Das neue Produktverständnis


Die digitale Transformation und ein neues Produktverständnis bestimmen aktuell den Markt zum einen für IT-Dienstleister, zum anderen für fast jede Branche, die IT in irgendeiner Form für ihr Geschäft braucht. Business Technology hat sich mit Stephan Müller, Managing Director, und Christian Meder, CTO, von inovex über die Auswirkungen der digitalen Transformation unterhalten. Die inovex GmbH selbst ist ein unabhängiger süddeutscher IT-Dienstleister, der in den letzten fünfzehn Jahren von vier auf 150 Mitarbeiter gewachsen ist und durch eine breit gefächerte Technologiekompetenz zu den Hidden Champions der digitalen Entwicklung zählt.

Business Technology: Was ist die digitale Transformation? Was bedeutet sie für eure Kunden, die sie mitgehen müssen? Aber vor allem: Was bedeutet sie für die IT-Abteilungen, die bisher vielleicht im Keller versteckt waren, oder für Dienstleister, die bloß ausgeführt haben, was der Kunde glaubte zu wollen? Was steckt im Kern der digitalen Transformation – wo ist die Innovation, was ist das Neue?

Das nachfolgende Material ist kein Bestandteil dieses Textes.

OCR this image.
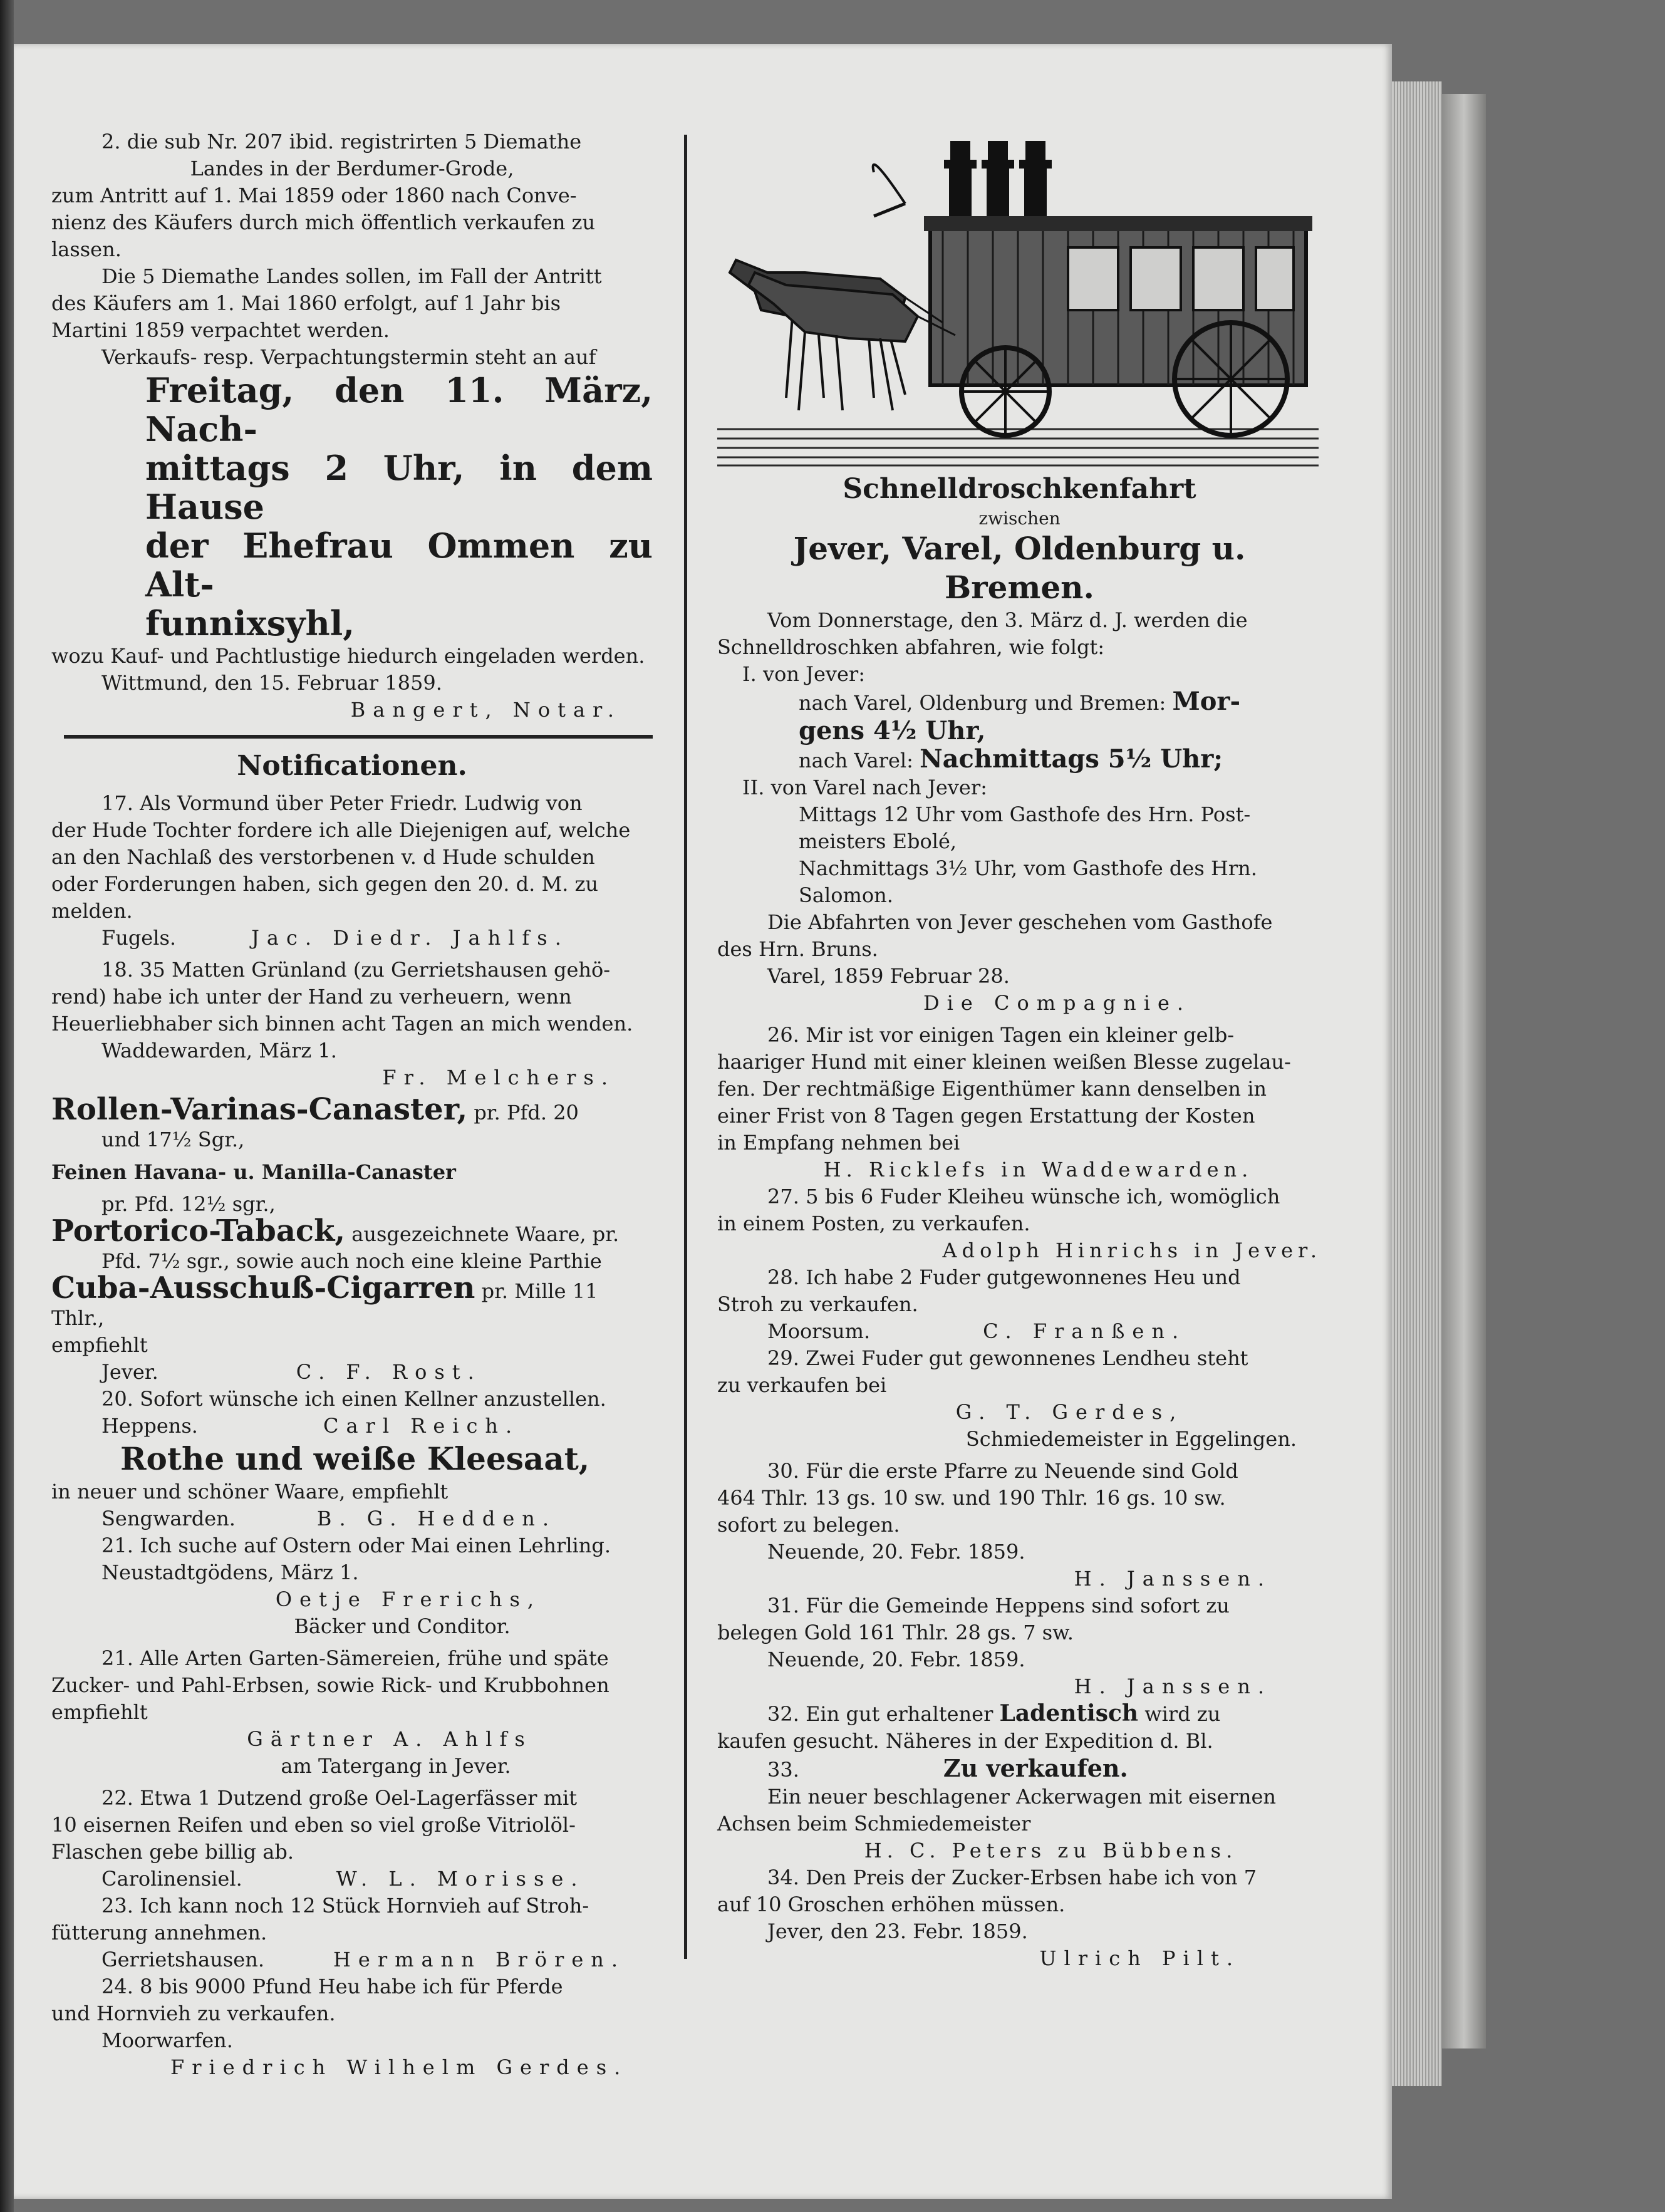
2. die sub Nr. 207 ibid. registrirten 5 Diemathe

Landes in der Berdumer-Grode,

zum Antritt auf 1. Mai 1859 oder 1860 nach Conve-

nienz des Käufers durch mich öffentlich verkaufen zu

lassen.

Die 5 Diemathe Landes sollen, im Fall der Antritt

des Käufers am 1. Mai 1860 erfolgt, auf 1 Jahr bis

Martini 1859 verpachtet werden.

Verkaufs- resp. Verpachtungstermin steht an auf

Freitag, den 11. März, Nach-

mittags 2 Uhr, in dem Hause

der Ehefrau Ommen zu Alt-

funnixsyhl,

wozu Kauf- und Pachtlustige hiedurch eingeladen werden.

Wittmund, den 15. Februar 1859.

Bangert, Notar.

Notificationen.

17. Als Vormund über Peter Friedr. Ludwig von

der Hude Tochter fordere ich alle Diejenigen auf, welche

an den Nachlaß des verstorbenen v. d Hude schulden

oder Forderungen haben, sich gegen den 20. d. M. zu

melden.

Fugels.	Jac. Diedr. Jahlfs.

18. 35 Matten Grünland (zu Gerrietshausen gehö-

rend) habe ich unter der Hand zu verheuern, wenn

Heuerliebhaber sich binnen acht Tagen an mich wenden.

Waddewarden, März 1.

Fr. Melchers.

Rollen-Varinas-Canaster, pr. Pfd. 20

und 17½ Sgr.,

Feinen Havana- u. Manilla-Canaster

pr. Pfd. 12½ sgr.,

Portorico-Taback, ausgezeichnete Waare, pr.

Pfd. 7½ sgr., sowie auch noch eine kleine Parthie

Cuba-Ausschuß-Cigarren pr. Mille 11 Thlr.,

empfiehlt

Jever.	C. F. Rost.

20. Sofort wünsche ich einen Kellner anzustellen.

Heppens.	Carl Reich.

Rothe und weiße Kleesaat,

in neuer und schöner Waare, empfiehlt

Sengwarden.	B. G. Hedden.

21. Ich suche auf Ostern oder Mai einen Lehrling.

Neustadtgödens, März 1.

Oetje Frerichs,

Bäcker und Conditor.

21. Alle Arten Garten-Sämereien, frühe und späte

Zucker- und Pahl-Erbsen, sowie Rick- und Krubbohnen

empfiehlt

Gärtner A. Ahlfs

am Tatergang in Jever.

22. Etwa 1 Dutzend große Oel-Lagerfässer mit

10 eisernen Reifen und eben so viel große Vitriolöl-

Flaschen gebe billig ab.

Carolinensiel.	W. L. Morisse.

23. Ich kann noch 12 Stück Hornvieh auf Stroh-

fütterung annehmen.

Gerrietshausen.	Hermann Brören.

24. 8 bis 9000 Pfund Heu habe ich für Pferde

und Hornvieh zu verkaufen.

Moorwarfen.

Friedrich Wilhelm Gerdes.

Schnelldroschkenfahrt

zwischen

Jever, Varel, Oldenburg u. Bremen.

Vom Donnerstage, den 3. März d. J. werden die

Schnelldroschken abfahren, wie folgt:

I. von Jever:

nach Varel, Oldenburg und Bremen: Mor-

gens 4½ Uhr,

nach Varel: Nachmittags 5½ Uhr;

II. von Varel nach Jever:

Mittags 12 Uhr vom Gasthofe des Hrn. Post-

meisters Ebolé,

Nachmittags 3½ Uhr, vom Gasthofe des Hrn.

Salomon.

Die Abfahrten von Jever geschehen vom Gasthofe

des Hrn. Bruns.

Varel, 1859 Februar 28.

Die Compagnie.

26. Mir ist vor einigen Tagen ein kleiner gelb-

haariger Hund mit einer kleinen weißen Blesse zugelau-

fen. Der rechtmäßige Eigenthümer kann denselben in

einer Frist von 8 Tagen gegen Erstattung der Kosten

in Empfang nehmen bei

H. Ricklefs in Waddewarden.

27. 5 bis 6 Fuder Kleiheu wünsche ich, womöglich

in einem Posten, zu verkaufen.

Adolph Hinrichs in Jever.

28. Ich habe 2 Fuder gutgewonnenes Heu und

Stroh zu verkaufen.

Moorsum.	C. Franßen.

29. Zwei Fuder gut gewonnenes Lendheu steht

zu verkaufen bei

G. T. Gerdes,

Schmiedemeister in Eggelingen.

30. Für die erste Pfarre zu Neuende sind Gold

464 Thlr. 13 gs. 10 sw. und 190 Thlr. 16 gs. 10 sw.

sofort zu belegen.

Neuende, 20. Febr. 1859.

H. Janssen.

31. Für die Gemeinde Heppens sind sofort zu

belegen Gold 161 Thlr. 28 gs. 7 sw.

Neuende, 20. Febr. 1859.

H. Janssen.

32. Ein gut erhaltener Ladentisch wird zu

kaufen gesucht. Näheres in der Expedition d. Bl.

33.	Zu verkaufen.

Ein neuer beschlagener Ackerwagen mit eisernen

Achsen beim Schmiedemeister

H. C. Peters zu Bübbens.

34. Den Preis der Zucker-Erbsen habe ich von 7

auf 10 Groschen erhöhen müssen.

Jever, den 23. Febr. 1859.

Ulrich Pilt.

Stephan Müller: Mit der digitalen Transformation verändert sich ganz klar der Stellenwert der IT. Früher war sie nur ein Teil des Unternehmens, der dabei geholfen hat, Produkte zu erstellen. In vielen Unternehmen war die IT klassischerweise eine Kostenstelle – sehr oft auch unter dem Finanzressort aufgehängt – und hatte als einzige Aufgabe, das Unternehmen bzw. die Systeme am Laufen zu halten. Innovativ musste sie nicht sein. Und das ist ein Problem, das wir heute in Unternehmen haben: Wenn man über IT-Budgets spricht, geht es fast immer um Instandhaltungsbudgets und nur selten um Innovationsbudgets. Die digitale Transformation erfordert nun, dass Unternehmen IT als Business-Enabler betrachten und sich überlegen: Wie kann die IT dabei helfen, eventuell rückläufige Geschäftsmodelle wieder zum Leben zu erwecken oder ganz neue zu entwickeln? Die Antwort auf diese Frage hat eine technologische, aber auch eine kulturelle Komponente.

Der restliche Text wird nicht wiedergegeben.